O barulho cessou repentinamente, as vozes se calaram. Movimentos frenéticos são ouvidos lá dentro, a janela se abre com estrondo e dela pula quem mais senão Papai Noel, embora vestido numa espécie de calção branco e puxando uns panos, em vez de um saco, atrás de si. Um Papai Noel estranhamente parecido com Seu Barbosa, mas Papai Noel, sem dúvida, até porque, certamente para apreciar os presentes, a empregada fechou a janela mais que depressa, logo em seguida, sem parecer ouvir meus apelos em contrário.
- Papai Noel! - mantive, excitadíssimo, na reunião que se seguiu. E, naturalmente, já pensava em editor, quando acrescentei alguns toques extras ao ocorrido, tais como eu ter tido a oportunidade de alisar uma das renas estacionadas perto da cajazeira grande. Não fiz nada, contudo, porque Seu Barbosa veio ter uma conversa conosco, anunciou que esse negócio de ver Papai Noel era coisa de pirobo, que era melhor as nossas mães não saberem que tínhamos andado fora já mais de nove, tardíssimo da noite, e que aquele ricos mirreizinhos que ele agora botava em nossas mãos servissem para lembrar-nos a conveniência, como bons não-pirobos, de ficar de bico calado.

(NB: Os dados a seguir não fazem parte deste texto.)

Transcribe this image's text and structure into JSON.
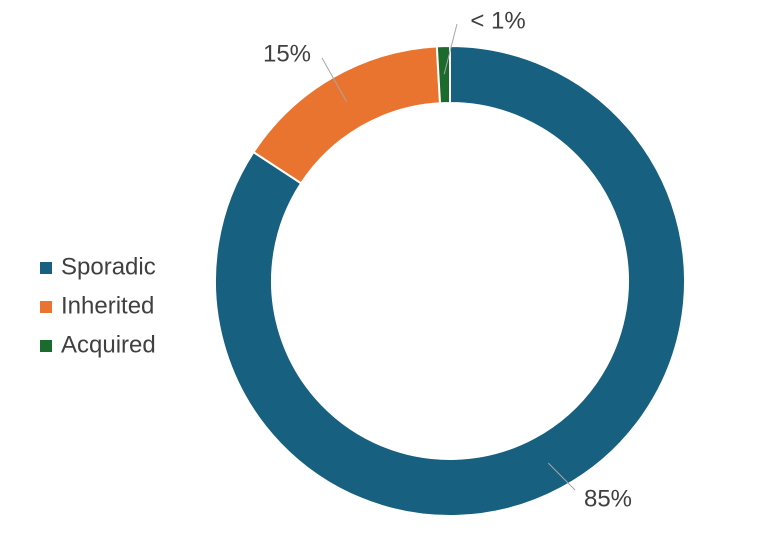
{
  "chart_data": {
    "type": "donut",
    "categories": [
      "Sporadic",
      "Inherited",
      "Acquired"
    ],
    "values": [
      85,
      15,
      0.9
    ],
    "value_labels": [
      "85%",
      "15%",
      "< 1%"
    ],
    "colors": [
      "#17607f",
      "#e97430",
      "#1b6b2c"
    ],
    "legend": "left"
  }
}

Pois é, são as minhas histórias de Natal, talvez até você já conhecesse ambas. Gostaria de ter outras. Acho que não curti certo meus Natais infantis. Meu excesso de preocupação com Papai Noel talvez me tenha alienado um pouco, até para as comidas estranhas que serviam na festa. Mas não tenho e fico melancólico outra vez e com certeza subliterato, ao pensar que Papai Noel devia existir era para nós, adultos de hoje e não meninos da era do livro, do gibi e do brinquedo feito em casa, que tiveram mais do que puderam desfrutar. Adultos como eu, por exemplo, que precisam tanto de uns favores do Bom Velhinho. Pedi a ele para me aliviar um bocadinho da malha médica, agora estabilizada num plantel maior do que o do Botafogo (mais bastante melhor de bola, graças a Deus). Não consegui. Pelo contrário, adicionou-se a ela a malha odontológica, que vem forte por aí, a julgar pelo meu primeiro papo com o dentista. Ele olhou e disse que a situação não estava boa, mas dava para quebrar o galho. Achando que ia conseguir uma adiadazinha e deixar de passar a maior parte de minha vida lendo Caras em consultórios, perguntei se não dava então para começar o tratamento daqui a uns dois meses.
Negativo, começar logo. Quer dizer que eu ia perder um dente, se não começasse logo? Um dente não, todos, disse ele. Podes crer, disse eu, pensando em se, nesta triste conjuntura, não seria possível montar meu escritório numa clínica médico-odontológica e abrindo a boca resignado, mas com raiva de Papai Noel.